US President Donald Trump and leaders from Canada and Mexico have signed the successor to the North American Free Trade Agreement (Nafta).
The revised deal has been renamed as the United States-Mexico-Canada Agreement, or USMCA.
Renegotiating Nafta was a key pledge of Mr Trump’s 2016 White House campaign. The US President claimed the update “changes the trade landscape forever”.
USMCA will govern more than $1tn worth of trade between the countries.
Shortly after the signing, Mr Trump tweeted: “The terrible NAFTA will soon be gone.
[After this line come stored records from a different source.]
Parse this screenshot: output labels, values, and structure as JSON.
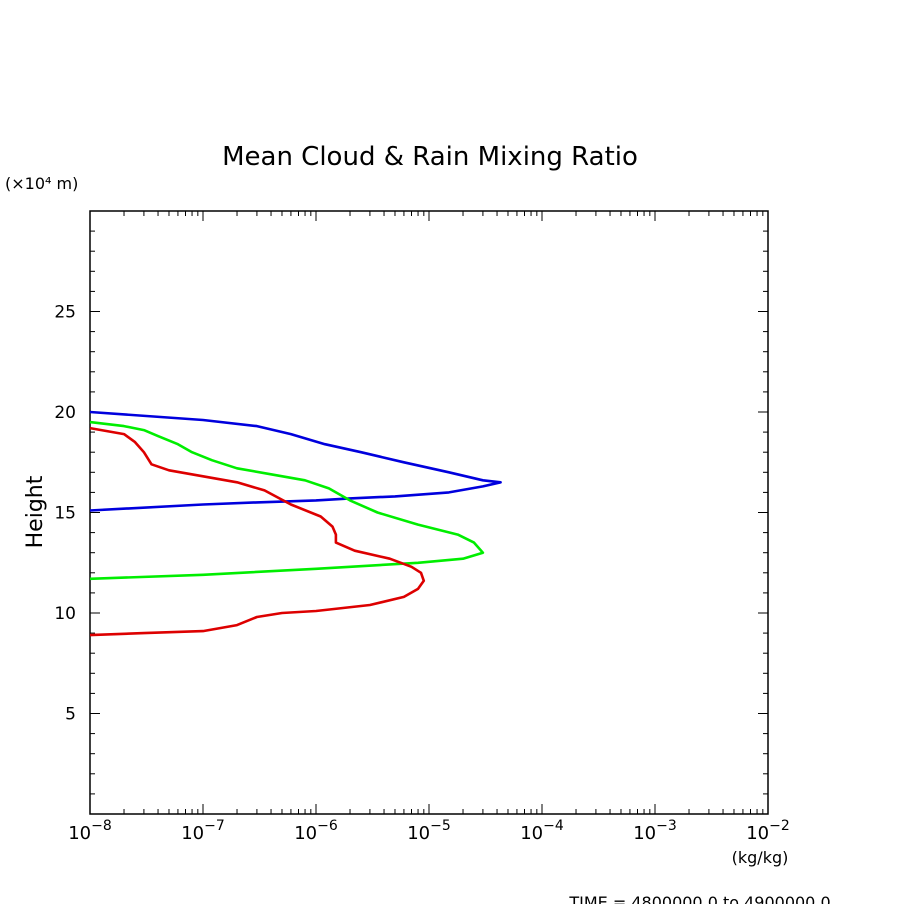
{
  "chart_data": {
    "type": "line",
    "title": "Mean Cloud & Rain Mixing Ratio",
    "ylabel": "Height",
    "yunit": "(×10⁴ m)",
    "xunit": "(kg/kg)",
    "xscale": "log",
    "xlim": [
      1e-08,
      0.01
    ],
    "ylim": [
      0,
      30
    ],
    "x_tick_labels": [
      {
        "base": "10",
        "exp": "−8",
        "value": 1e-08
      },
      {
        "base": "10",
        "exp": "−7",
        "value": 1e-07
      },
      {
        "base": "10",
        "exp": "−6",
        "value": 1e-06
      },
      {
        "base": "10",
        "exp": "−5",
        "value": 1e-05
      },
      {
        "base": "10",
        "exp": "−4",
        "value": 0.0001
      },
      {
        "base": "10",
        "exp": "−3",
        "value": 0.001
      },
      {
        "base": "10",
        "exp": "−2",
        "value": 0.01
      }
    ],
    "y_tick_labels": [
      {
        "label": "5",
        "value": 5
      },
      {
        "label": "10",
        "value": 10
      },
      {
        "label": "15",
        "value": 15
      },
      {
        "label": "20",
        "value": 20
      },
      {
        "label": "25",
        "value": 25
      }
    ],
    "footer": "TIME = 4800000.0 to 4900000.0",
    "grid": false,
    "series": [
      {
        "color": "#0000dd",
        "points": [
          [
            1e-08,
            20.0
          ],
          [
            1e-07,
            19.6
          ],
          [
            3e-07,
            19.3
          ],
          [
            6e-07,
            18.9
          ],
          [
            1.2e-06,
            18.4
          ],
          [
            2.5e-06,
            18.0
          ],
          [
            6e-06,
            17.5
          ],
          [
            1.5e-05,
            17.0
          ],
          [
            3e-05,
            16.6
          ],
          [
            4.3e-05,
            16.5
          ],
          [
            3e-05,
            16.3
          ],
          [
            1.5e-05,
            16.0
          ],
          [
            5e-06,
            15.8
          ],
          [
            2e-06,
            15.7
          ],
          [
            1e-06,
            15.6
          ],
          [
            3e-07,
            15.5
          ],
          [
            1e-07,
            15.4
          ],
          [
            1e-08,
            15.1
          ]
        ]
      },
      {
        "color": "#00ee00",
        "points": [
          [
            1e-08,
            19.5
          ],
          [
            2e-08,
            19.3
          ],
          [
            3e-08,
            19.1
          ],
          [
            4e-08,
            18.8
          ],
          [
            6e-08,
            18.4
          ],
          [
            8e-08,
            18.0
          ],
          [
            1.2e-07,
            17.6
          ],
          [
            2e-07,
            17.2
          ],
          [
            4e-07,
            16.9
          ],
          [
            8e-07,
            16.6
          ],
          [
            1.3e-06,
            16.2
          ],
          [
            2e-06,
            15.6
          ],
          [
            3.5e-06,
            15.0
          ],
          [
            8e-06,
            14.4
          ],
          [
            1.8e-05,
            13.9
          ],
          [
            2.5e-05,
            13.5
          ],
          [
            3e-05,
            13.0
          ],
          [
            2e-05,
            12.7
          ],
          [
            8e-06,
            12.5
          ],
          [
            1e-06,
            12.2
          ],
          [
            1e-07,
            11.9
          ],
          [
            1e-08,
            11.7
          ]
        ]
      },
      {
        "color": "#dd0000",
        "points": [
          [
            1e-08,
            19.2
          ],
          [
            2e-08,
            18.9
          ],
          [
            2.5e-08,
            18.5
          ],
          [
            3e-08,
            18.0
          ],
          [
            3.5e-08,
            17.4
          ],
          [
            5e-08,
            17.1
          ],
          [
            1e-07,
            16.8
          ],
          [
            2e-07,
            16.5
          ],
          [
            3.5e-07,
            16.1
          ],
          [
            6e-07,
            15.4
          ],
          [
            1.1e-06,
            14.8
          ],
          [
            1.4e-06,
            14.3
          ],
          [
            1.5e-06,
            13.9
          ],
          [
            1.5e-06,
            13.5
          ],
          [
            2.2e-06,
            13.1
          ],
          [
            4.5e-06,
            12.7
          ],
          [
            7e-06,
            12.3
          ],
          [
            8.5e-06,
            12.0
          ],
          [
            9e-06,
            11.6
          ],
          [
            8e-06,
            11.2
          ],
          [
            6e-06,
            10.8
          ],
          [
            3e-06,
            10.4
          ],
          [
            1e-06,
            10.1
          ],
          [
            5e-07,
            10.0
          ],
          [
            3e-07,
            9.8
          ],
          [
            2e-07,
            9.4
          ],
          [
            1e-07,
            9.1
          ],
          [
            3e-08,
            9.0
          ],
          [
            1e-08,
            8.9
          ]
        ]
      }
    ]
  }
}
The USMCA will be fantastic for all!”
The deal comes after more than a year of negotiations between the parties, with agreement on new car and dairy industry regulations proving particularly challenging.
Throughout the start of his presidency, President Trump had repeatedly threatened to withdraw the US from Nafta, unless he could secure a better deal.
However, after a deal was agreed in principle on 30 September, Mexican President Pena Nieto hailed it as a “win-win-win.”
Canadian Prime Minister Justin Trudeau was less enthusiastic about the new regional trade pact on Friday, but said the USMCA would resolve the threat of “serious economic uncertainty” that “would have gotten more damaging”.
In May this year, President Trump slapped increased tariffs on Canadian and Mexican steel and aluminium coming into the US.
Mr Trudeau told Trump at the signing that the two leaders should work together to reduce those tariffs.
Politicians from each country will still need to ratify the USMCA before it can take effect.
Andrew Walker, BBC World Service economics correspondent
The head of the World Trade Organization, Roberto Azevedo, has said the post-war multilateral trading system is facing its worst crisis.
He sounded the alarm in a BBC interview, where he did not name names, but it’s pretty clear that President Trump’s combative approach to trade policy is at the centre of his concerns.
The signing of the deal to replace the North American Free Trade Agreement – even though it still needs to be ratified by all three countries legislators – does perhaps tick off one item on the list that Mr Azevedo is worrying about.
But there are plenty more. The big one must be the continuing tensions between the US and China. The two countries have already imposed new tariffs on one another’s goods and the US plans to raise them further in the New Year.
Perhaps President Trump and his Chinese counterpart Xi Jinping will defuse the situation when they meet at the G20 summit this weekend. But expectations are not very high.